Quantas vezes ali estivera, no mesmo lugar, segurando nos braços o corpo amado, sussurrando as palavras mais doces, as juras mais sinceras, o amor mais belo, quantas vezes ali estivera rindo dos primeiros passos do fruto desse amor, ensinando, de costas nas rochas, os nomes de todas as estrelas, segurando a pequenina mão entre as suas matando o medo das noites de trovoada, e, em dias assim, saudando o Inverno, esse dono dos vendavais, mais temido que amado, mas que ele ensinara a respeitar e a amar. Mais tarde, ali viera chorar calado o amor cedo arrebatado dos seus braços e que aquele mesmo mar levara para bem longe de si, mas mesmo assim o encanto das estrelas nas noites calmosas de estio e o filho ainda novo por criar davam-lhe forças para continuar. E um dia, esse belíssimo mar, essa águas que tanto amava roubaram-lhe de vez a vida tragando, num dia como este, o único bem que lhe restava, o fruto amado e querido de um amor sem fim, o filho único.
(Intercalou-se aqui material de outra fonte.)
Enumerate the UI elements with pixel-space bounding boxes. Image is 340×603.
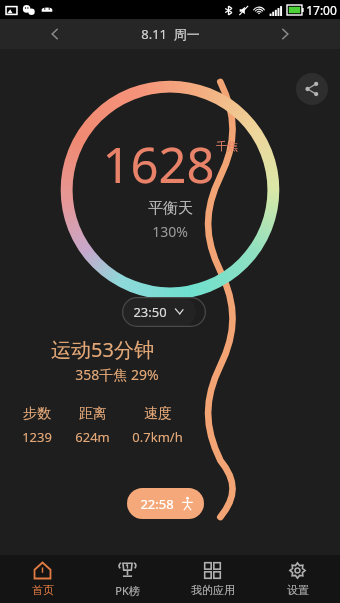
button[interactable]: 设置 <box>255 555 340 603</box>
staticText: PK榜 <box>115 583 140 598</box>
staticText: 1628 <box>102 131 215 198</box>
staticText: 17:00 <box>306 2 337 18</box>
button[interactable]: Share <box>296 73 328 105</box>
button[interactable]: Next day <box>272 21 298 47</box>
staticText: 步数 <box>23 405 51 423</box>
staticText: 我的应用 <box>191 583 235 597</box>
button[interactable]: 首页 <box>0 555 85 603</box>
staticText: 运动53分钟 <box>51 336 154 363</box>
staticText: 23:50 <box>133 303 167 321</box>
button[interactable]: 我的应用 <box>170 555 255 603</box>
staticText: 设置 <box>287 583 309 597</box>
button[interactable]: PK榜 <box>85 555 170 603</box>
staticText: 1239 <box>22 428 52 446</box>
staticText: 624m <box>75 428 110 446</box>
staticText: 130% <box>152 222 188 241</box>
button[interactable]: Previous day <box>42 21 68 47</box>
staticText: 22:58 <box>140 495 174 513</box>
staticText: 速度 <box>144 405 172 423</box>
button[interactable]: 22:58 <box>127 488 204 519</box>
staticText: 千焦 <box>216 139 238 153</box>
staticText: 首页 <box>32 583 54 597</box>
staticText: 平衡天 <box>148 199 193 218</box>
button[interactable]: 23:50 <box>122 297 196 327</box>
staticText: 0.7km/h <box>132 428 183 446</box>
staticText: 358千焦 29% <box>75 365 159 384</box>
staticText: 距离 <box>79 405 107 423</box>
staticText: 8.11 周一 <box>141 25 200 43</box>
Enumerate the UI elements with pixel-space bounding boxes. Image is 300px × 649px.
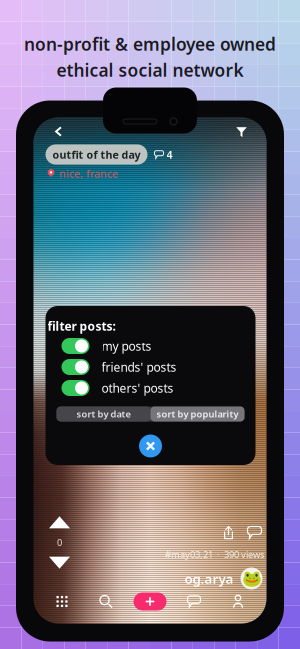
button[interactable]: Create post bbox=[128, 590, 172, 614]
button[interactable]: Close filters bbox=[139, 434, 162, 458]
staticText: nice, france bbox=[60, 166, 118, 181]
staticText: friends' posts bbox=[102, 359, 176, 375]
button[interactable]: Messages bbox=[172, 590, 216, 614]
staticText: sort by date bbox=[76, 408, 130, 420]
staticText: filter posts: bbox=[48, 318, 116, 334]
staticText: ethical social network bbox=[56, 58, 244, 82]
button[interactable]: Upvote bbox=[44, 514, 74, 530]
staticText: sort by popularity bbox=[156, 408, 238, 420]
button[interactable]: Profile bbox=[216, 590, 260, 614]
button[interactable]: Share bbox=[221, 525, 236, 540]
staticText: 🐸 bbox=[242, 569, 262, 588]
button[interactable]: Filter posts bbox=[230, 120, 254, 144]
button[interactable]: Search bbox=[84, 590, 128, 614]
button[interactable]: Browse bbox=[40, 590, 84, 614]
staticText: my posts bbox=[102, 338, 152, 354]
staticText: outfit of the day bbox=[52, 147, 140, 162]
staticText: non-profit & employee owned bbox=[24, 32, 276, 56]
button[interactable]: friends' posts bbox=[62, 358, 240, 376]
button[interactable]: Back bbox=[46, 120, 70, 144]
button[interactable]: my posts bbox=[62, 337, 240, 355]
staticText: og.arya bbox=[184, 570, 234, 587]
staticText: 4 bbox=[166, 147, 172, 162]
staticText: others' posts bbox=[102, 380, 174, 396]
staticText: 0 bbox=[57, 536, 62, 549]
button[interactable]: others' posts bbox=[62, 379, 240, 397]
staticText: #may03,21 · 390 views bbox=[165, 548, 264, 561]
button[interactable]: sort by date bbox=[56, 406, 244, 422]
button[interactable]: Downvote bbox=[44, 555, 74, 571]
button[interactable]: Comments bbox=[247, 525, 262, 540]
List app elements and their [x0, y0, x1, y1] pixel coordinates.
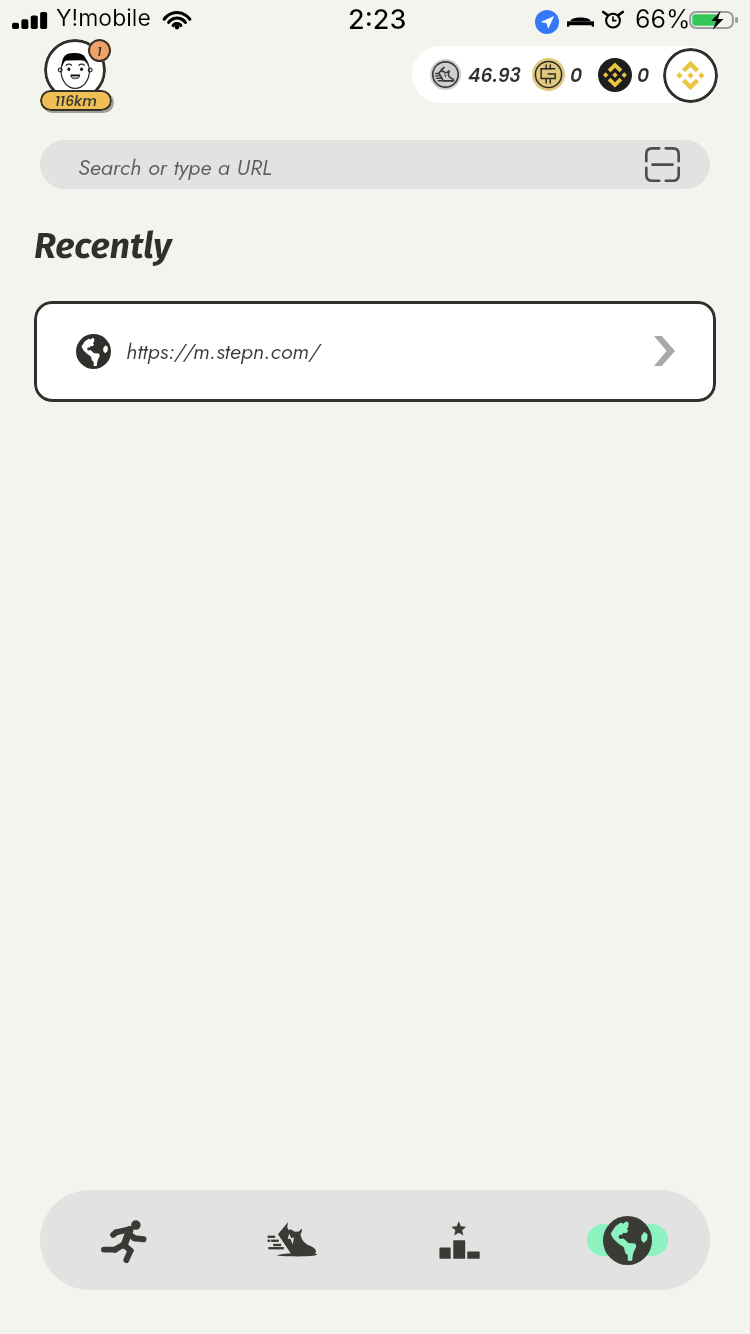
button[interactable]: Sneakers	[208, 1190, 376, 1290]
button[interactable]: Browser	[543, 1190, 711, 1290]
staticText: Y!mobile	[56, 4, 151, 32]
staticText: 1	[97, 42, 102, 60]
button[interactable]: Search or type a URL	[40, 140, 710, 189]
staticText: Search or type a URL	[78, 151, 272, 183]
other: Scan QR code	[630, 146, 690, 184]
staticText: 46.93	[468, 62, 521, 89]
button[interactable]: Leaderboard	[375, 1190, 543, 1290]
button[interactable]: Profile	[38, 37, 116, 115]
staticText: 66%	[635, 4, 691, 34]
staticText: 0	[637, 62, 650, 89]
button[interactable]: Run	[40, 1190, 208, 1290]
staticText: Recently	[34, 224, 172, 267]
staticText: 116km	[55, 91, 97, 111]
staticText: https://m.stepn.com/	[126, 335, 320, 367]
button[interactable]: Binance wallet	[663, 48, 718, 103]
button[interactable]: https://m.stepn.com/	[34, 301, 716, 402]
staticText: 2:23	[348, 3, 407, 36]
staticText: 0	[570, 62, 583, 89]
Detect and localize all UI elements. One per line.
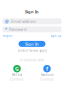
staticText: Continue <box>10 78 24 81</box>
staticText: WeChat <box>12 73 22 77</box>
staticText: Sign up <box>50 34 62 38</box>
staticText: Email address <box>11 19 36 24</box>
staticText: Forgot? <box>2 34 12 38</box>
staticText: Sign In <box>25 9 39 14</box>
staticText: or continue with <box>20 58 44 62</box>
button[interactable]: Forgot? <box>2 34 12 38</box>
staticText: Password <box>9 27 26 32</box>
staticText: Sign In <box>25 41 39 46</box>
staticText: f <box>46 65 48 72</box>
staticText: G <box>15 65 19 72</box>
staticText: Facebook <box>41 73 53 77</box>
button[interactable]: Sign up <box>50 34 62 38</box>
staticText: * <box>5 27 7 32</box>
button[interactable]: f <box>38 65 56 81</box>
button[interactable]: Sign In <box>18 41 46 47</box>
button[interactable]: G <box>8 65 26 81</box>
staticText: Terms of Service apply <box>18 49 46 52</box>
staticText: @ <box>5 19 9 24</box>
staticText: Continue <box>40 78 54 81</box>
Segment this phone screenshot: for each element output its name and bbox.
Desde então vinha a cada chegada do Inverno que passara a odiar profundamente, desafiar a tempestade, medir forças com a natureza, orgulhosamente só, duramente fustigado pelo vendaval, decididamente cravado no solo inóspito, mergulhava o olhar ora desvairado ora meigo, ora magoado ora apaixonado naquele abismo de espuma. E a sua longa barba alva era como que um lenço acenando no alto da fraga ao amor da sua vida.
2 comentários:
Minha querida amiga, é sempre encatador ler-te. Esta história é muito bonita e escrita com aquele encanto que só tu és capaz de por nos teus escritos. Um beijo grande, e venha outra história.
Hoje vou levar as tuas palavras comigo, deito-me naquele lugar onde recupero forças e no silêncio leio-te.